Ten years in, healed of grief but not the memories, he quit to finish his book: All the Beauty in the World. For his last stint as a guard, he chose a side gallery of ancient pots, “earth, baked in fire, painted by some anonymous fellow who worked outdoors, kept goats, knew Socrates. Humble vessels that held a household’s oil and wine but had room enough for scenes of life, death, and the very gods.”
• • •
When I visit New York, Bringley is spending his days down at the Battery, researching a new tour (in addition to the Met tour he now offers) about the New York of Walt Whitman and Herman Melville. He suggests meeting at Fraunces Tavern, the oldest standing structure in Manhattan, and he brings that place alive for me, too, showing me the Long Room, where George Washington gave a toast to “civil and religious liberty” in 1776 and his Farewell Address to his generals when the British left.
Bringley’s gift is to make the scholarly approachable—and delightful. In that decade at the Met, he developed a method. Rather than hunt for some extraordinary characteristic highlighted by the experts, he does nothing, just stares, spending those first minutes in a work of art’s presence by absorbing all he can without attaching any initial judgment, and he refuses to worry about what the art-world elite think. “If you want to know if something is funny, see if it makes you laugh.

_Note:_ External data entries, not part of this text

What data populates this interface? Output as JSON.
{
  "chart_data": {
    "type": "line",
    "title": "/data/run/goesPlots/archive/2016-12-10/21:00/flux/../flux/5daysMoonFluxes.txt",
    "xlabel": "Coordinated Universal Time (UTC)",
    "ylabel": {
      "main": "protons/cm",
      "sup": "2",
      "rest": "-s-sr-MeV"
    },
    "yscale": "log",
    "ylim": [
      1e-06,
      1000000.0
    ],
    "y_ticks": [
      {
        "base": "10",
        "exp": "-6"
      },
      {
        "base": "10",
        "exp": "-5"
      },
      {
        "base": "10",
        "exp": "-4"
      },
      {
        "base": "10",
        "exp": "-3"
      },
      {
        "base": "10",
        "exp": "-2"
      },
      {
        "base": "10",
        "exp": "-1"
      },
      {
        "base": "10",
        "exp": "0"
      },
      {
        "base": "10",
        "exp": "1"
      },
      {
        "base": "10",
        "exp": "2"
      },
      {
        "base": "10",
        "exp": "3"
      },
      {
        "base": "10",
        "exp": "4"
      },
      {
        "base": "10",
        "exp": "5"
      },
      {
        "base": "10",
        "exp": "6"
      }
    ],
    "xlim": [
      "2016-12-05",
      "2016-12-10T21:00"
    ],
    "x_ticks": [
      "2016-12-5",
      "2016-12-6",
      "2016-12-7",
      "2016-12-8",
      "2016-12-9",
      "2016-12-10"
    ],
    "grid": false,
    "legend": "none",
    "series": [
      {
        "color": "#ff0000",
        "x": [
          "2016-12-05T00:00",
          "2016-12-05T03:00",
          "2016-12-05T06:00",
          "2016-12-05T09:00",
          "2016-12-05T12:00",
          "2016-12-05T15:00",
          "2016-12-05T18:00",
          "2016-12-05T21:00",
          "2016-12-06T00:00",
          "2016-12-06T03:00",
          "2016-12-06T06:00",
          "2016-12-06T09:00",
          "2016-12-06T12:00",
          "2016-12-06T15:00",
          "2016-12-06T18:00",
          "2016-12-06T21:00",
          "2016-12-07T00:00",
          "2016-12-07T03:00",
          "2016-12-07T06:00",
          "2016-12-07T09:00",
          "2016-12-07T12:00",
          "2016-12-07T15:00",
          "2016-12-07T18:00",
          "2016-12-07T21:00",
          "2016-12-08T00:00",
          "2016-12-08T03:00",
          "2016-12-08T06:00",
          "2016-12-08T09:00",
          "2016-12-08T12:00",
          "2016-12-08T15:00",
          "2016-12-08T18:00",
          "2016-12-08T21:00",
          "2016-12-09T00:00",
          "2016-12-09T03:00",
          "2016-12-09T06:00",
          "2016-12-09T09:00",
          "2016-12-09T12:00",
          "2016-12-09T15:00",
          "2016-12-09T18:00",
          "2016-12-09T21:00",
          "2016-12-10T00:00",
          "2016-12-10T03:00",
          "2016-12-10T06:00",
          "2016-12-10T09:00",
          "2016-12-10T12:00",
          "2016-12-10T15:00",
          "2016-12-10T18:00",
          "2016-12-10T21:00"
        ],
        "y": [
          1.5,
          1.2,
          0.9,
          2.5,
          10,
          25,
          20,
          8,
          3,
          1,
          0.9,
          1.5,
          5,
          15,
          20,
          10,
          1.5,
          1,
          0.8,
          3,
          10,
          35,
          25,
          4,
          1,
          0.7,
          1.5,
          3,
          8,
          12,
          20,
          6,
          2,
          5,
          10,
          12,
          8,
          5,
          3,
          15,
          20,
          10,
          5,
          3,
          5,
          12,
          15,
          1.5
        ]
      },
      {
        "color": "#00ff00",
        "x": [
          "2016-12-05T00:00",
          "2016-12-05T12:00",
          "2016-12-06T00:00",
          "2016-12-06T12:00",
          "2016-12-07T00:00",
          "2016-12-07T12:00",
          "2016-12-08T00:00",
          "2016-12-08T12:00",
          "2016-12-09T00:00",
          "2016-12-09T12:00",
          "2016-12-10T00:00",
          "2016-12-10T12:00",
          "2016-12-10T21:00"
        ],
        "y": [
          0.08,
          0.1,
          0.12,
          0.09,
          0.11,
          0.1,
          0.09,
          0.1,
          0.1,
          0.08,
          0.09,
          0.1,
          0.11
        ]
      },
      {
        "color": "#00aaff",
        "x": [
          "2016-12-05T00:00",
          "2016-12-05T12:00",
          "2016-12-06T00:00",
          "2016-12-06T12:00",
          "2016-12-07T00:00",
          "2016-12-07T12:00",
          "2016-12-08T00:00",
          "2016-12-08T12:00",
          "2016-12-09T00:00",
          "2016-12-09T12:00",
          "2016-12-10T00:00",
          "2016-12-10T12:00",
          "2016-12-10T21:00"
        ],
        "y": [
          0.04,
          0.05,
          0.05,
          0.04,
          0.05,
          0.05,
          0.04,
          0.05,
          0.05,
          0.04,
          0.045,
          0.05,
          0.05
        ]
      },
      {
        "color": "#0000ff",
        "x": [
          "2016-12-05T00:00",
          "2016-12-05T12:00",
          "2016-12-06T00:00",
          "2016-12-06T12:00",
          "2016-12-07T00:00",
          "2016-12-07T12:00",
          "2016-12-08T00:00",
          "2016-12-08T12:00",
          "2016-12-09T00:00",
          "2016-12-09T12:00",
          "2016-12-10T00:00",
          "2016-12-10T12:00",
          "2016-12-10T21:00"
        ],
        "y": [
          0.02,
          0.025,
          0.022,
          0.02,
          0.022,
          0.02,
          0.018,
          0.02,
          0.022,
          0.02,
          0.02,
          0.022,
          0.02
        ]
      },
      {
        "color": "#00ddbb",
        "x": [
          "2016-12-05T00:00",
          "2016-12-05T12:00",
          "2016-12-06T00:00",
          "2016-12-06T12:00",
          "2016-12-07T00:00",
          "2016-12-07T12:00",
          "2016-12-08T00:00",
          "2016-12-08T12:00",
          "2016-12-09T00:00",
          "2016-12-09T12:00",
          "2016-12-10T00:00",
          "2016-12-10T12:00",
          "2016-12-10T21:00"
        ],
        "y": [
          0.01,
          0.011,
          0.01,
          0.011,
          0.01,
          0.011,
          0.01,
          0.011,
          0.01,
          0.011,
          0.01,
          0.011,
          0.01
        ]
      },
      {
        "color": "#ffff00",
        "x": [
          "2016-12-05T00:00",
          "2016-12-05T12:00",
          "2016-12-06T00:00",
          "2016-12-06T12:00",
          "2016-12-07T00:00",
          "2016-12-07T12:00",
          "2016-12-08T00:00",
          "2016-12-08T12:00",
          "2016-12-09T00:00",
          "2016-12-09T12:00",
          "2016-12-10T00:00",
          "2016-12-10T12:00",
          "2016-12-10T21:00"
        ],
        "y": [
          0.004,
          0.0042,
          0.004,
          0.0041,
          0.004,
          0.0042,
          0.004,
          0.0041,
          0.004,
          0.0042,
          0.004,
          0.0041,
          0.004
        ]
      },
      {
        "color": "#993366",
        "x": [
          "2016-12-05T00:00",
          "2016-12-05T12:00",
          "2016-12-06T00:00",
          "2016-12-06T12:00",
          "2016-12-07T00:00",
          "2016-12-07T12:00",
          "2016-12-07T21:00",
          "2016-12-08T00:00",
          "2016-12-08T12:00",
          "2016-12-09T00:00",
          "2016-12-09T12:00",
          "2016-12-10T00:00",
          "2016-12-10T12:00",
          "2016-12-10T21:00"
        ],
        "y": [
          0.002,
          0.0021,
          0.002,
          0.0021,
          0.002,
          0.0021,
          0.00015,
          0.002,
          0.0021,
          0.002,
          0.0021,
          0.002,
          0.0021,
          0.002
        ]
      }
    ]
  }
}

If you want to know if a painting is beautiful, see if it evokes an equivalent response, one as definite as laughter though usually quieter and shyer to emerge.”
We are all trained to think of the Met as a museum about art history, he says, “and people might not be interested in that.” They read the precise facts on an accompanying card and feel removed from the art, unable to make sense of it the way a curator could. “But this stuff is about life and death and the gods and the mysteries of existence! In ninety-nine out of one hundred cases, the artist wasn’t making something to be looked at in a museum. They were making an altar or something with a function, and they would want you to be engaging with what it is about.”
I have not been to the Met in three decades, I confess.
“When you go, first, just wander and get lost,” he advises. “Give yourself time to be awed. That’s what the Met is: vastness. Then identify something you’re drawn to. I always recommend that people pick favorites. Make sure you leave that place with something that is meaningful to you.”
So simple. And done so seldom.
All the Beauty in the World was published this spring and reviewed as “stunning,” “profound,” “moving” and “empathic.” “The Met is a place where, with your own eyes, you can see what fellow fallible humans have made of the world that you live in,” Bringley writes. “You’re qualified to weigh in on the biggest questions artworks raise. So under the cover of no one hearing your thoughts, think brave thoughts, searching thoughts, painful thoughts, and maybe foolish thoughts, not to arrive at right answers but to better understand the human mind and heart.”